Der Major
Nichts enthüllt mir so vertraulich und vermittelt mir so uneingeschränkt die Substanz meines angeborenen Unglücks wie die Form der Träumerei, die ich tatsächlich am zärtlichsten liebe, den Balsam, den ich heimlich am häufigsten wähle, um meine tiefe Lebensangst zu lindern. Die Quintessenz dessen, was ich wünsche, ist dies: das Leben zu schlafen. Ich liebe das Leben zu sehr, um es mir gelebt zu wünschen; ich liebe das ungelebte Leben zu sehr, um ein unangebrachtes Verlangen nach ihm zu verspüren.
Deshalb ist mir der Traum, den ich hier niederschreibe, der liebste von all meinen Träumen.

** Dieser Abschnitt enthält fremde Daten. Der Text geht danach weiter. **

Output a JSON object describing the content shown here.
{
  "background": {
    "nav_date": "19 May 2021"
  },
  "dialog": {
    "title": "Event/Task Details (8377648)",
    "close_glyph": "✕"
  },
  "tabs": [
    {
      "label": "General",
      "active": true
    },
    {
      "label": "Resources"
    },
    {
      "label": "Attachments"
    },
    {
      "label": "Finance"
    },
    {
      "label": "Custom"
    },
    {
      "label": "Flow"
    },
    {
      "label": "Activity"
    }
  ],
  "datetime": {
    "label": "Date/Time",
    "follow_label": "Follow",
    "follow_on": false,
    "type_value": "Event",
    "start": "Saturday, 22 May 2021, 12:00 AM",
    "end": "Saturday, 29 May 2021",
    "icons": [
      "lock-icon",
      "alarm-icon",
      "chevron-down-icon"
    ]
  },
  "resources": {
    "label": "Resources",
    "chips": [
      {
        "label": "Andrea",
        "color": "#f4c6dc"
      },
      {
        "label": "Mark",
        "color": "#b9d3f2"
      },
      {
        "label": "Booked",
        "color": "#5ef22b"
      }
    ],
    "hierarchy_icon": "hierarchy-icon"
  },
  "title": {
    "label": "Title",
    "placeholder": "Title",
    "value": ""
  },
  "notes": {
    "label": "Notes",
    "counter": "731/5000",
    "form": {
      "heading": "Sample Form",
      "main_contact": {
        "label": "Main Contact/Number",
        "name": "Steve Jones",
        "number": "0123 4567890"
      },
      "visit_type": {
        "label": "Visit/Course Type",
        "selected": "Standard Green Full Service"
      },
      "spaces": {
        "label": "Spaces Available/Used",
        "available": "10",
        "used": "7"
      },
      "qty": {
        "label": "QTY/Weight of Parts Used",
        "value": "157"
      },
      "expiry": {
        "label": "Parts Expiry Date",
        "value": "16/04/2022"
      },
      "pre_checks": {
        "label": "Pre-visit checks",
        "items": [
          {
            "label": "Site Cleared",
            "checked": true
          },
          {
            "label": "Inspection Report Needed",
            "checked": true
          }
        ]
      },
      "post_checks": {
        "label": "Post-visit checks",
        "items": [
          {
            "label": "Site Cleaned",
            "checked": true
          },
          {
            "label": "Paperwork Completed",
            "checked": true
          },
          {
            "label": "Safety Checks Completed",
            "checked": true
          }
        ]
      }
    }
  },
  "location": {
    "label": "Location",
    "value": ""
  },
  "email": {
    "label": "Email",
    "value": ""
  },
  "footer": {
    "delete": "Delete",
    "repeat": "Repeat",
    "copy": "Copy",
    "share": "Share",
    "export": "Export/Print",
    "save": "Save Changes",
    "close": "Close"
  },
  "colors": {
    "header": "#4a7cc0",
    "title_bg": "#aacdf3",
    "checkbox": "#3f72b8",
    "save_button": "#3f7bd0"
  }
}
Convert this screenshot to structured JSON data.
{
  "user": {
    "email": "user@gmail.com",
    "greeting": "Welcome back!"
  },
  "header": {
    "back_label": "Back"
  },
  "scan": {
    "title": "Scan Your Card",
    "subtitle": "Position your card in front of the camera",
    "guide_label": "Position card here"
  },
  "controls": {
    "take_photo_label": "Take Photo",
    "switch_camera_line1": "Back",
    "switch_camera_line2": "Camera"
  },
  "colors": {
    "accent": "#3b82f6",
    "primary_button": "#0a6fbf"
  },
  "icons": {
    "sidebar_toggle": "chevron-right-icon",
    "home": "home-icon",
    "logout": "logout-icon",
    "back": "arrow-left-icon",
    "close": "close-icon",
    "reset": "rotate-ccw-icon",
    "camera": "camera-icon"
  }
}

Abends, wenn es still ist in der Wohnung, da die Vermieter ausgegangen oder in Schweigen verfallen sind, verschließe ich mein Fenster bisweilen mit den schweren Innenläden, mache es mir, in einem alten Anzug, in meinem tiefen Sessel bequem und gebe mich dem Traum hin, in dem ich ein Major außer Dienst bin, der in einem Hotel in der Provinz nach dem Abendessen mit dem einen oder anderen etwas nüchterneren Tischgenossen als er selbst träge und grundlos zusammensitzt.
So, stelle ich mir vor, bin ich geboren. Die Jugend des Majors im Ruhestand interessiert mich sowenig wie seine militärischen Rangstufen, über die er dahin gekommen ist, wonach es mich sehnt. Unabhängig von Zeit und Leben besitzt der Major, der ich mir vorstelle zu sein, kein Vorleben, noch hat oder hatte er Familie; er lebt ewig in diesem Leben jenes Provinzhotels, müde schon der Unterhaltungen und Witze mit den Gefährten seines Verweilens.